Loosen the soil with a rake or shovel to a depth of 12 to 15 inches, then mix in a 2-inch to 4-inch layer of compost.
Broadcast the seed or plant in rows in your prepared soil as evenly as possible. Cover the seed gently with 1/4 inch of soil for spring turnips or 1/2 inch of soil for fall rutabagas.
Gently water in.
When the seedlings reach a height of 4 inches, pull the weakest ones so that the strongest have more room and resources.
Rutabagas need 1 inch of water per week. Any less will cause the roots to become tough and bitter, but too much more can cause the rutabagas to rot.
When the plants reach a height of 5 inches, add a 2-inch layer of mulch around the greens.
While not strictly necessary, a monthly application of mild, organic fertilizer can help strengthen the rutabaga root. Choose a fertilizer high in potassium and phosphorus rather than one high in nitrogen.

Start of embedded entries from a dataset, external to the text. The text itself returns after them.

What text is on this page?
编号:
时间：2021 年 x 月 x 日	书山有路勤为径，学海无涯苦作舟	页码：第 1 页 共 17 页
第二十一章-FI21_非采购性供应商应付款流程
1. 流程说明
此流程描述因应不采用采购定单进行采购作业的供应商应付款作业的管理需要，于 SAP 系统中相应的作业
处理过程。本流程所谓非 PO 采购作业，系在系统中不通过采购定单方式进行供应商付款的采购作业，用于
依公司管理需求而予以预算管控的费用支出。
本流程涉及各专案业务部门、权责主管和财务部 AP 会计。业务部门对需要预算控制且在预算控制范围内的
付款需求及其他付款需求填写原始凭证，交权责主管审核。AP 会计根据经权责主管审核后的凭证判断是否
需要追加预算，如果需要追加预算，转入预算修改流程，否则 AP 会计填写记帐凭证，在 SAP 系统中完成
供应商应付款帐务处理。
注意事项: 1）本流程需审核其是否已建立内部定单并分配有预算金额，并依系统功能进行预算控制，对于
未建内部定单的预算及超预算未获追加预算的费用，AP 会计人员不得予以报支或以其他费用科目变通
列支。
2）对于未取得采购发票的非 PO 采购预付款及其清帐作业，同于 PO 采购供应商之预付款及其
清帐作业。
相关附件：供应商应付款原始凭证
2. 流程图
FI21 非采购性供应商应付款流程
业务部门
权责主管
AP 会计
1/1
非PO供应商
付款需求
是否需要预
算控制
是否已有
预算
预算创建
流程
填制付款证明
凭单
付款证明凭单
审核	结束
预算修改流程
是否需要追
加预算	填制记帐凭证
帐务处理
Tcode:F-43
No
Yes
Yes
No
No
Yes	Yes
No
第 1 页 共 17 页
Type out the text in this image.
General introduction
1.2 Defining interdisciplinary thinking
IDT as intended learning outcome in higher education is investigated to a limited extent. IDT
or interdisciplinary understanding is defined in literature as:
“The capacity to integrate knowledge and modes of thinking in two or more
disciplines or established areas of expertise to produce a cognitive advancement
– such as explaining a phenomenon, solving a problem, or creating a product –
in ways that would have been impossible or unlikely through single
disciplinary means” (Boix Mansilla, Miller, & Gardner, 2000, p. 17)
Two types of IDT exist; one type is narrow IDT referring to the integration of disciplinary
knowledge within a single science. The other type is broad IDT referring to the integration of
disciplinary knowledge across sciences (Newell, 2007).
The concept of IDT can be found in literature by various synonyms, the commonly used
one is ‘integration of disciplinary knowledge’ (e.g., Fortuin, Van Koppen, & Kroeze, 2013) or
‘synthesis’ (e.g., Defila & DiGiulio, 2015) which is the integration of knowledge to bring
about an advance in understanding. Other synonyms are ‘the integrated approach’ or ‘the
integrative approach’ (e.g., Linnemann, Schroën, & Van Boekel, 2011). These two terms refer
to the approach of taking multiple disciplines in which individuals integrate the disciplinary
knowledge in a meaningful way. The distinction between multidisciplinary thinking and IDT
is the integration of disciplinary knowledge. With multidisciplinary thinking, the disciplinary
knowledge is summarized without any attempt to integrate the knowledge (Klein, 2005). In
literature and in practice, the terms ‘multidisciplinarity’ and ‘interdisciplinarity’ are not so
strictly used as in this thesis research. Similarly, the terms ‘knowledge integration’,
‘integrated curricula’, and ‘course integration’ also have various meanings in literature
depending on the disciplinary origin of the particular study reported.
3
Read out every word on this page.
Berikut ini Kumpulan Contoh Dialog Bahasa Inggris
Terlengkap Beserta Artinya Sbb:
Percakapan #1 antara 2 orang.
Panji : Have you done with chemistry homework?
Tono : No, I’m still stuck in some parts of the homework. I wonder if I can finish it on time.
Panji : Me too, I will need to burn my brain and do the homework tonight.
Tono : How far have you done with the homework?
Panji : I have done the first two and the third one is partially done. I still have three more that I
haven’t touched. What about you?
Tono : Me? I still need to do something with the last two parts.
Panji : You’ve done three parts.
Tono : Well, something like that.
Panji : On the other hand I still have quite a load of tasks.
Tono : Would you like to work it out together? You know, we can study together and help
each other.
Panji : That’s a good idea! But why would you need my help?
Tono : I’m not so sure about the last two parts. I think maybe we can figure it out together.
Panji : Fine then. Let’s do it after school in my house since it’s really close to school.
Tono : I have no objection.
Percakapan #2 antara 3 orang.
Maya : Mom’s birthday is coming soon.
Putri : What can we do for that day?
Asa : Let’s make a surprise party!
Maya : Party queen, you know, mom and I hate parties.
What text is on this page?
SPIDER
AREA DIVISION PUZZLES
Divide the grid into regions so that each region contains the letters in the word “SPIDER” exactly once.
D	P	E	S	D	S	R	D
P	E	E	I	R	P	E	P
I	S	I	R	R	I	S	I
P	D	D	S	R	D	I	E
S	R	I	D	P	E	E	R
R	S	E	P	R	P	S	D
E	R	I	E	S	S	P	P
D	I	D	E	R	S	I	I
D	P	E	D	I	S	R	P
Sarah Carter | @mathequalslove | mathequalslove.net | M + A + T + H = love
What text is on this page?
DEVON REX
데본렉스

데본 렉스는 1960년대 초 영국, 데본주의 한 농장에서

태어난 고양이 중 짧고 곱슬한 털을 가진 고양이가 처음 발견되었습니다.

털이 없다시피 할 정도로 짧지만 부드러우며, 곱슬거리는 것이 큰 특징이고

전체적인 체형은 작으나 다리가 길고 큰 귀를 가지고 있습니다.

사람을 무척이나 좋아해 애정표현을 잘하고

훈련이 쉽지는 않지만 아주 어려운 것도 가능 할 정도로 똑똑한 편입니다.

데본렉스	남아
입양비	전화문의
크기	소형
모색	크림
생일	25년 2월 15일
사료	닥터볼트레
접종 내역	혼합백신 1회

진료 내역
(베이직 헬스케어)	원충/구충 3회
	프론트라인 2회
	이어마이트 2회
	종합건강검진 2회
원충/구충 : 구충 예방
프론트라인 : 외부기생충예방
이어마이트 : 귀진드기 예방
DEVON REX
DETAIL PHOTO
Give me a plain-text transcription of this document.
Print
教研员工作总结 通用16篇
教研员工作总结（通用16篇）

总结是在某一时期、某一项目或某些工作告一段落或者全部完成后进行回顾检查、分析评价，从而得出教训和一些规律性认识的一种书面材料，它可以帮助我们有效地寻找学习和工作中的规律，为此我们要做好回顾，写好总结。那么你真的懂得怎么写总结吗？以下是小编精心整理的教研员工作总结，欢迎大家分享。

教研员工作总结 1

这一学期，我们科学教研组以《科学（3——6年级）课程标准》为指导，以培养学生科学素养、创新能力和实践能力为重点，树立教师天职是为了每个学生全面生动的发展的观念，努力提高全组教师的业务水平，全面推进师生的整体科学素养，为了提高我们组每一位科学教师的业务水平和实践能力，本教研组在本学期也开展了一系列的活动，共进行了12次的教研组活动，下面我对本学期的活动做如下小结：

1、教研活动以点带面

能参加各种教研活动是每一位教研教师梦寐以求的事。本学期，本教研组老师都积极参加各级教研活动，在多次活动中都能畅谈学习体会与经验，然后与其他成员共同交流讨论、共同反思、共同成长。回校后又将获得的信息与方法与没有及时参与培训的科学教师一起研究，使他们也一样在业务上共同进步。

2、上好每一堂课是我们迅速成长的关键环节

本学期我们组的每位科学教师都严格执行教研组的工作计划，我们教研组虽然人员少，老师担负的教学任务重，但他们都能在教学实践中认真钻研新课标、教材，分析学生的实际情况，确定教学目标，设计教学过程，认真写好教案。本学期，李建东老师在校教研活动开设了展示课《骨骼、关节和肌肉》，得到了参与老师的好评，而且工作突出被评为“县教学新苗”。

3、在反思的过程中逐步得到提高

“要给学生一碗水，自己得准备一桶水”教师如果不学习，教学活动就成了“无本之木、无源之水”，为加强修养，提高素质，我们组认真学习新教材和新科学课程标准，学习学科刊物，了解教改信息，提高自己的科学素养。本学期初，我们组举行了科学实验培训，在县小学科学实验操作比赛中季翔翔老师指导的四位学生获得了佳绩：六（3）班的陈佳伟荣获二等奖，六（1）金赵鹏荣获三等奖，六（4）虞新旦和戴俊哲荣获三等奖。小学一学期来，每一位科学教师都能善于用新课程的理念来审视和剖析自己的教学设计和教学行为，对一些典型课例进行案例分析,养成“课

You should be able to harvest mature, ripe rutabagas after seven to ten weeks depending on variety. See your seed packet for days to maturity.
Rutabaga, Brassica napus
Pollination, insect; Life Cycle, biennial; Isolation Distance, ½ mile
Rutabaga is an insect pollinated biennial that doesn't flower and set seed until the following season. Leave ½ mile between what you are growing and any other Brassica napus to prevent crossing. This includes Russian kales among others. After flowers have turned to seed, leave the seeds to mature and dry on the plant as long as possible before gathering. Once plant material is so dry it crumbles at your touch, separate seeds and winnow away chaff before storing.